Laying down arms before the police, she said that she was happy that she came out of that life of exploitation and atrocities, but there are many girls for whom it is not easy to get out of that siege.

In July 2021, Maoist commanders Usha Kisku and Sarita Soren, carrying Rs 1 lakh reward, surrendered before then Hazaribagh SP Karthik S.

According to 27-year-old Usha, she wanted to study and achieve a good position in life, but about 15 years ago, Maoists forcibly inducted her in their child squad. Earlier, her job was to inform the organisation whenever the police arrived in their area.

In 2009, she was inducted into the armed squad and her name was changed to Phoolmani alias Usha Santhali. She revealed that life is very difficult for girls in the organisation.

Similarly, Sarita Soren alias Mamta Santhali, a resident of Dhukru Tola Harli village in Hazaribagh, was inducted into the organisation at the age of 13. She was fed up with carrying weapons and following the orders of Maoist commanders and felt relieved after leaving the organisation.

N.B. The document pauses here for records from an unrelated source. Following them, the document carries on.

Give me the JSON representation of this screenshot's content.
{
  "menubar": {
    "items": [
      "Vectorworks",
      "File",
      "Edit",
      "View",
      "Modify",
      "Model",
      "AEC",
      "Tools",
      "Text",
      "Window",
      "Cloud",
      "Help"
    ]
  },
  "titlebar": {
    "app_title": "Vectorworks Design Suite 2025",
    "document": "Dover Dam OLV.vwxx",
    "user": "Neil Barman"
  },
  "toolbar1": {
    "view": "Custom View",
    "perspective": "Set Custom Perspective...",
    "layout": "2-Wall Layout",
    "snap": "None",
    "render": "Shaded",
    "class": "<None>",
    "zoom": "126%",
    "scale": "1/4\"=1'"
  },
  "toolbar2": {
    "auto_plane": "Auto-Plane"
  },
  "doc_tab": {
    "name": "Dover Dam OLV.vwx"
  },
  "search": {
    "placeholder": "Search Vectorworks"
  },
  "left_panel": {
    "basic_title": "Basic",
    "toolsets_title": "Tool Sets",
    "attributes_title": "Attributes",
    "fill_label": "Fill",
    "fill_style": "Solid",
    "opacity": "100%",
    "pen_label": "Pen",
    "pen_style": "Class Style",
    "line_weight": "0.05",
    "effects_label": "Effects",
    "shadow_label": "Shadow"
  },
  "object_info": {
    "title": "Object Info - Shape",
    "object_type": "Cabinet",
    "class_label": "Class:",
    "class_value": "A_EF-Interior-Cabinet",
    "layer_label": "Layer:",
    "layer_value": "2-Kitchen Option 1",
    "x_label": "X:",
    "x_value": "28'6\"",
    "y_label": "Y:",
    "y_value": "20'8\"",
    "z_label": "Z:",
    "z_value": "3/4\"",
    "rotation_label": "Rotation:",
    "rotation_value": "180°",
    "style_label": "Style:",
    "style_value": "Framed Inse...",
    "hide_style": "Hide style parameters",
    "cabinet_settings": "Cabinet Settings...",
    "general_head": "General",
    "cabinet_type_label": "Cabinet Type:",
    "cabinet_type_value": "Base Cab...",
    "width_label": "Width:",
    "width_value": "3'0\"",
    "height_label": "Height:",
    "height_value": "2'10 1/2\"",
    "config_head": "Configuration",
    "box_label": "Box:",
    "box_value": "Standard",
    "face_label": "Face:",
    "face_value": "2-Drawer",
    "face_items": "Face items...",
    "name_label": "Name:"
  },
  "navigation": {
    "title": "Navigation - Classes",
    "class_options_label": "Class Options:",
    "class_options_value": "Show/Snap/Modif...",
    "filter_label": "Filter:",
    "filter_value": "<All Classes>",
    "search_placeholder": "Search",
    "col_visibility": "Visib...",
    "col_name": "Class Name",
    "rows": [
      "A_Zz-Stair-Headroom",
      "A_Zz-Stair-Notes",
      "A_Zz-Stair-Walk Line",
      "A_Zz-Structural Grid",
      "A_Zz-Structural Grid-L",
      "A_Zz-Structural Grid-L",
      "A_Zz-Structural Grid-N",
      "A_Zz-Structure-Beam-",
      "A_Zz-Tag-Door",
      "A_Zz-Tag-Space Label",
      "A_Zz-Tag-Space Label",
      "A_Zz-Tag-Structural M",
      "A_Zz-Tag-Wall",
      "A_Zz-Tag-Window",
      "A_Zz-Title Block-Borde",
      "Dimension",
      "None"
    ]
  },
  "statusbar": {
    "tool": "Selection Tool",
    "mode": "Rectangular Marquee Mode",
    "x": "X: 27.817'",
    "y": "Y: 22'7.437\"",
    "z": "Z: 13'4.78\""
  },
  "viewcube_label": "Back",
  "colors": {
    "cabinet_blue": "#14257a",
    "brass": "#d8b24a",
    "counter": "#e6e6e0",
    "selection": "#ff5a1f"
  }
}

In May 2015, according to the statements given by hardcore Maoists Lalita, Sunita and three other girls, who were caught by the Hazaribagh police, it is in the nature of Maoist leaders to sexually exploit women and girls.

Former Maoists Shobha Marandi and Uma alias Shikha, who had surrendered in 2010, wrote in their book that the life of women in Maoist camps is most difficult as they are subjected to physical abuse.

Describing the atrocities on them, they wrote in the book that their fellow commander had raped them several times for over seven years. This happened to them when they used to be the commander of 25-30 armed Maoists.

A woman Maoist commander Sunita alias Shanti, who was arrested from Lohardaga in Jharkhand in 2011, had revealed that she was inducted into the organisation at gunpoint.

According to Sunita, Poonam Kumari, a resident of Ghaghra village, was sexually abused and when she tried to escape, the male commanders ordered her to shoot Poonam which she had to do.

An IPS officer from Jharkhand said that tribal girls from remote rural areas are soft targets of Maoist organisations. Whenever the police conduct operations against Maoists, they use women and girls as shields, he said.

The advantage of including women in Maoist organisations is that the police do not look at them with suspicion.

Despite the difficult situation of women within the organisation, there are many women Maoist commanders who remain a challenge for the Jharkhand police. Out of the 136 Maoists in the state, on whom the police have declared rewards, seven are women.

Of these, Bela Sarkar alias Panchami alias Deepa Sarkar, and Poonam alias Jova alias Bhavani alias Sujata carry a reward of Rs 15 lakh each, while a reward of Rs 5 lakh has been declared on Jayanti alias Rekha, and Bullu alias Gauri.

Similarly, Merina Sircar and Mita alias Nayantara alias Jhumpa alias Pari carry a reward of Rs 1 lakh on their heads.